Tongue-clicking noises of disapproval, eyes rolled toward the heavens.

“These modern-day girls, what to do?”

“In my time we couldn’t even look at boys.”

“My mother would have beaten me to death. Home and school and back again. That was it. Now they are going wild. One has to be so careful with girls. I never let my Shalini anywhere near that one. Cheap girls like that only ruin the others.”

They stop suddenly, remembering Puime and me with our ears open wide in their midst. I know the girl they are talking about. What happened to her? I know it has something to do with what has just happened to me, which is called “falling off the jambu tree,” for the bright red fruit of the jambu. It has to do with boys and maybe even something to do with what happens to me when Samson catches me alone, something bad and secret for which only a girl is responsible, for which a girl always has to pay. I know that these women will not keep the secret. By tomorrow, the girl’s reputation will be dust. Even her marriage will not protect her from the barbs of gossip. Shame is female; shame is the price I must pay for this body. The fabric of my white dress is suddenly cloying.

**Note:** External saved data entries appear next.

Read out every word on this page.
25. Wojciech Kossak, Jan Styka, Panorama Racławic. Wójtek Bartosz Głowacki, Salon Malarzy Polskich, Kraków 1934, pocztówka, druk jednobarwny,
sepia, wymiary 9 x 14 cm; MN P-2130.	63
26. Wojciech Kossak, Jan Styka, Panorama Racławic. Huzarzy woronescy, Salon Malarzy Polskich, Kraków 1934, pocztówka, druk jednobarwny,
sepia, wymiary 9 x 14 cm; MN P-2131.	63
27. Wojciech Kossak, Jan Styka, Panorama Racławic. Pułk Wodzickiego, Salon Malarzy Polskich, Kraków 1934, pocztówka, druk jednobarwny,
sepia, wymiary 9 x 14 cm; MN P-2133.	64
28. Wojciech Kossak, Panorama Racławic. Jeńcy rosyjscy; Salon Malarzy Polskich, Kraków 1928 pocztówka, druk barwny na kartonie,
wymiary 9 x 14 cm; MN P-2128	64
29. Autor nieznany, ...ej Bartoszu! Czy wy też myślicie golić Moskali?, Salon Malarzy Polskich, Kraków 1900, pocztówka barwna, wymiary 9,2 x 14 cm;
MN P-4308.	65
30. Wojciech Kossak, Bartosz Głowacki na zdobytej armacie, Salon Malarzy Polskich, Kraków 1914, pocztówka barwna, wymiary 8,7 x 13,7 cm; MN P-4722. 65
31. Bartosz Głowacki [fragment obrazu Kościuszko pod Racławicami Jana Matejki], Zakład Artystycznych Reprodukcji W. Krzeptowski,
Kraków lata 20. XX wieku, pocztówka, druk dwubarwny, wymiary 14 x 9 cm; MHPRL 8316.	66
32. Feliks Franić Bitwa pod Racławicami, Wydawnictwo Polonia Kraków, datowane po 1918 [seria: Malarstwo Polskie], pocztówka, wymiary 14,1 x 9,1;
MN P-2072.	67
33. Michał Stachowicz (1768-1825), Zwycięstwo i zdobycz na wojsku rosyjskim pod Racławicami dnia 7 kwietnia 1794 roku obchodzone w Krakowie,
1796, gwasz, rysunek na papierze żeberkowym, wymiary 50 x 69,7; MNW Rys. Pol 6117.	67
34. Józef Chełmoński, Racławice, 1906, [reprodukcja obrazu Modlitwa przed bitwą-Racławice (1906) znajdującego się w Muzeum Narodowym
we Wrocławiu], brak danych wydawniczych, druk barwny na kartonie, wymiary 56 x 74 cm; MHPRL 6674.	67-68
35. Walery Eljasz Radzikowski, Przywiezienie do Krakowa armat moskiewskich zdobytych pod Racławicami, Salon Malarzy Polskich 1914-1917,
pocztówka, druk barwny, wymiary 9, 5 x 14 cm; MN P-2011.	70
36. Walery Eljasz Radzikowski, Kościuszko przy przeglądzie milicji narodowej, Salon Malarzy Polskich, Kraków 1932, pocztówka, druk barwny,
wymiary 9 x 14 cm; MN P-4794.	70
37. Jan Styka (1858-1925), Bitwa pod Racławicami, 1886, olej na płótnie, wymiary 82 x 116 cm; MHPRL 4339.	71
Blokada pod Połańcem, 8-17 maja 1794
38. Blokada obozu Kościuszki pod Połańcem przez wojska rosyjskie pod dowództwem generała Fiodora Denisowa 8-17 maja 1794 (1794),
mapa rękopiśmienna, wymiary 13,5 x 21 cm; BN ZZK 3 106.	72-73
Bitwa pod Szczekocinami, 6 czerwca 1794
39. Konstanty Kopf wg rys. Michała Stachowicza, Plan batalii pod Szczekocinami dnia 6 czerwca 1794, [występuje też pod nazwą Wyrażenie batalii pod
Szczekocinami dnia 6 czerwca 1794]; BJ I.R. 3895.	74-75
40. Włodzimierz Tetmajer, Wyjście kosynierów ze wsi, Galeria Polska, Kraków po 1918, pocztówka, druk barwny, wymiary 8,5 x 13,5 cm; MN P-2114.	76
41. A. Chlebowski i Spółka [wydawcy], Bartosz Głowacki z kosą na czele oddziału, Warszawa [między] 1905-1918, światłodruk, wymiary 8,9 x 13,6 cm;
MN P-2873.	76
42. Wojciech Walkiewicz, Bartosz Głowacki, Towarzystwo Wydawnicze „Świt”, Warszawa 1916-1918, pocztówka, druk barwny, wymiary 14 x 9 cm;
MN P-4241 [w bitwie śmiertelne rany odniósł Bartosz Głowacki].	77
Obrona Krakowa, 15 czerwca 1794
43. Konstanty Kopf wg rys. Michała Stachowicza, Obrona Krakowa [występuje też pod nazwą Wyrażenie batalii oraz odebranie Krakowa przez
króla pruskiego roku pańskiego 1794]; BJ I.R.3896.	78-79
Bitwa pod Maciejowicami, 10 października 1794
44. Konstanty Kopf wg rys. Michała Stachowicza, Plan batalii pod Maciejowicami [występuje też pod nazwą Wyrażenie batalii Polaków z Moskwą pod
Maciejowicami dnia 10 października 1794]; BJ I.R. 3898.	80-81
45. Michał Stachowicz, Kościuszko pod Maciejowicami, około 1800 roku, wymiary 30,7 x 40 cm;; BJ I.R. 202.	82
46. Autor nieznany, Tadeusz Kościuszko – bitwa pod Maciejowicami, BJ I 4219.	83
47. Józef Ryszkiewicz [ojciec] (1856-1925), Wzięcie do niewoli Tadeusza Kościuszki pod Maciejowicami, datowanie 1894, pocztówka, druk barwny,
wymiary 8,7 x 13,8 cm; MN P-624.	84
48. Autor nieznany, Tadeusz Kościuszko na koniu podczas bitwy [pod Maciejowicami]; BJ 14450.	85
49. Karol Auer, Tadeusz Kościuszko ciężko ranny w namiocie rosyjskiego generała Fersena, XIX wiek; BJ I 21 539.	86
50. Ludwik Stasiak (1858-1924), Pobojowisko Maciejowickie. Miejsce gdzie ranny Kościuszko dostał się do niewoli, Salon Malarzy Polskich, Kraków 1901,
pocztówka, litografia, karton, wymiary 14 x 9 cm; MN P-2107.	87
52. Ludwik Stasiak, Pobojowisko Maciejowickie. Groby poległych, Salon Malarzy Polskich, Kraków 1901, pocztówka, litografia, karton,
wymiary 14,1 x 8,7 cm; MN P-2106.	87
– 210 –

Amma says, “Why don’t you two go to your room.” We slip out. Climbing the stairs, Puime whispers, “God, when I grow up, I’m going to drink arrack in the garden with the men. I’m not going to sit around drinking lime juice and gossiping about every single person.”

I nod. I feel as though I have watched an execution.

*

After school we go to Puime’s house. In the kitchen her mother is wearing just a sari blouse and her father’s old sarong, her hair pulled into a messy bun at the nape of her neck. She is fleshy, rounded, jiggly, and maternal in a way I long for. She grabs Puime, gives her a loud sucking kiss on the forehead, and then turns to kiss me on both cheeks.

Puime groans and wrinkles her nose. “Ammie, what are you wearing?”

“What? You don’t like it?”

“Is that Thatha’s old sarong?”

“Yes, child, why can’t I use it? Waste not, want not, isn’t it?”

She pours batter into the small curved hopper pan, turns it deftly so that the liquid coats the rounded surface, breaks an egg into the middle of it, says, “Sit and eat. Now while they’re still hot-hot. Otherwise it’s useless. Here, have with this seeni sambol, a little bit of kata sambol.”